If the red blood cell count is dangerously low, blood transfusion may be required.  In traumatic injury cases, such as neoplasia and bladder stones, surgery may be required.

Is dog peeing blood an emergency?

Your dog peeing blood could be caused by a kidney or bladder infection, or the infection of the urethra or the prostate.

Physical trauma and cancerous and non-cancerous tumors would also lead to hematuria in dogs. The presence of blood in the pee of your dog should be treated as an emergency.

Why is my dog’s pee red?

Pink or red-tinged urine in dogs is mostly caused by UTI. Other reasons may include cystic kidney disease, blood clotting disorders or bleeding diseases, feline lower urinary tract disorder, cancer, or trauma.

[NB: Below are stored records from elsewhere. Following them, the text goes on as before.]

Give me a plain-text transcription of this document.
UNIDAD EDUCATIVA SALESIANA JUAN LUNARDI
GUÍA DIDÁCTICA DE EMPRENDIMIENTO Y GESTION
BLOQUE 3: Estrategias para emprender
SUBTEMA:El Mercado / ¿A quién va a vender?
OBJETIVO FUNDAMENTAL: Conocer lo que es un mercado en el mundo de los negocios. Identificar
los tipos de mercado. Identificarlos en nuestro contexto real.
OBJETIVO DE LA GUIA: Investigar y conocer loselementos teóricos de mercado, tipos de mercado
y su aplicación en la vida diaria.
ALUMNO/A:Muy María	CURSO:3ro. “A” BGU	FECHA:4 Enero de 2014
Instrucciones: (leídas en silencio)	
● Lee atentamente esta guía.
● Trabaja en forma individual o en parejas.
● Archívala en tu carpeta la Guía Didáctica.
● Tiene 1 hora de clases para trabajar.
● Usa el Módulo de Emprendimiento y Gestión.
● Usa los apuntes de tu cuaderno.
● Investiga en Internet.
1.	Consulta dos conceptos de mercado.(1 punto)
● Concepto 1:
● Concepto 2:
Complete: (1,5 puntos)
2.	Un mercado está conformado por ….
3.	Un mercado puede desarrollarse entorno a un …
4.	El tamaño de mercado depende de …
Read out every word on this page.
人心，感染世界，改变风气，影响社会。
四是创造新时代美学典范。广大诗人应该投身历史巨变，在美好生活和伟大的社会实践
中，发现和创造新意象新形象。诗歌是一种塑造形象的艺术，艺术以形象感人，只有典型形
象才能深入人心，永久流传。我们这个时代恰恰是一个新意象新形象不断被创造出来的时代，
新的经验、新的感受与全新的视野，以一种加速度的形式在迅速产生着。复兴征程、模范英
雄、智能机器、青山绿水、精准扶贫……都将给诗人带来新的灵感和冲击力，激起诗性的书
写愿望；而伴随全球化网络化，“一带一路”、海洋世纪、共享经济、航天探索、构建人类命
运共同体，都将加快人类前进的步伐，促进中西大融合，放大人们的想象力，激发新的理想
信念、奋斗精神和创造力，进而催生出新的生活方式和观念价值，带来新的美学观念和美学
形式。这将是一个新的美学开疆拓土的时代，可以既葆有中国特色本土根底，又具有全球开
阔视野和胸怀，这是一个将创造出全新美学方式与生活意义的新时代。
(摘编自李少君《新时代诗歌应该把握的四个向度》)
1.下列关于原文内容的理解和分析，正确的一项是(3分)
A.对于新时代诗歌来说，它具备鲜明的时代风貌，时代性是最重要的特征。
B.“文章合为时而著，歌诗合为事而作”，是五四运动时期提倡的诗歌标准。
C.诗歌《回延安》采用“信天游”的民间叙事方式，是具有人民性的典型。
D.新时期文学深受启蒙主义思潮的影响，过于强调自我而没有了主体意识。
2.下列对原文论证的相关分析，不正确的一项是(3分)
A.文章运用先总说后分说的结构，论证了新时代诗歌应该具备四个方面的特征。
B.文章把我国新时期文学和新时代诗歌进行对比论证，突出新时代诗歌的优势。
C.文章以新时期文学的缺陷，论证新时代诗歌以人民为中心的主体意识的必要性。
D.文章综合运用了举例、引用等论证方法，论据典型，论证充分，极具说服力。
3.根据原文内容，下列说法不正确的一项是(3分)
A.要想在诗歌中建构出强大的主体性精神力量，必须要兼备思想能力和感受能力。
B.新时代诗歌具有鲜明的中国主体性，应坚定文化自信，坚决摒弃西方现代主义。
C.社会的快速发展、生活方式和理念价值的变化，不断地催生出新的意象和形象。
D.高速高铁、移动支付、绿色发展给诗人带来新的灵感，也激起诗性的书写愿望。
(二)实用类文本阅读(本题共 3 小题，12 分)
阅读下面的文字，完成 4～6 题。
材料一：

Your dog requires an urgent medical examination to determine the cause of the color change in his pee. Red or pink color indicates current bleeding due to an underlying condition.

Can I give my dog cranberry juice for a urinary tract infection?

Cranberry is a natural cleanser for urinary issues and can be used by dogs with UTI. However, it should be given to dogs in small quantities in the form of a supplement or dog food containing cranberry, healthy dog treat, or cranberry juice.

Before administering cranberry supplements to your dog, consult your vet about an appropriate dosage. This is a dog health popular item to help with a UTI or if you have a dog peeing blood.

Can dogs pee blood from stress?

The most common complaint in the history of blood in urine for dogs is UTI. Your dog may develop a urinary tract infection due to stress, anatomic defects, immune deficiencies, and other metabolic conditions such as diabetes and kidney disease.

Lack of prompt treatment can cause the infection to develop crystals or mucus plugs creating more problems for your pet. If your dog has bloody urine or you notice the dog peeing blood, have them checked out from a local vet.

How can I tell if my dog has a UTI?

If your dog has UTI, chances are, he will be straining to urinate, gulping water constantly, crying out while urinating, obsessively licking his genitals, urinating frequently, breaking housetraining, and passing bloody or cloudy pee with a pinking stain.

Treat these signs as a medical emergency.  If not treated, the infection could get to the kidneys and cause kidney failure or a raptured bladder.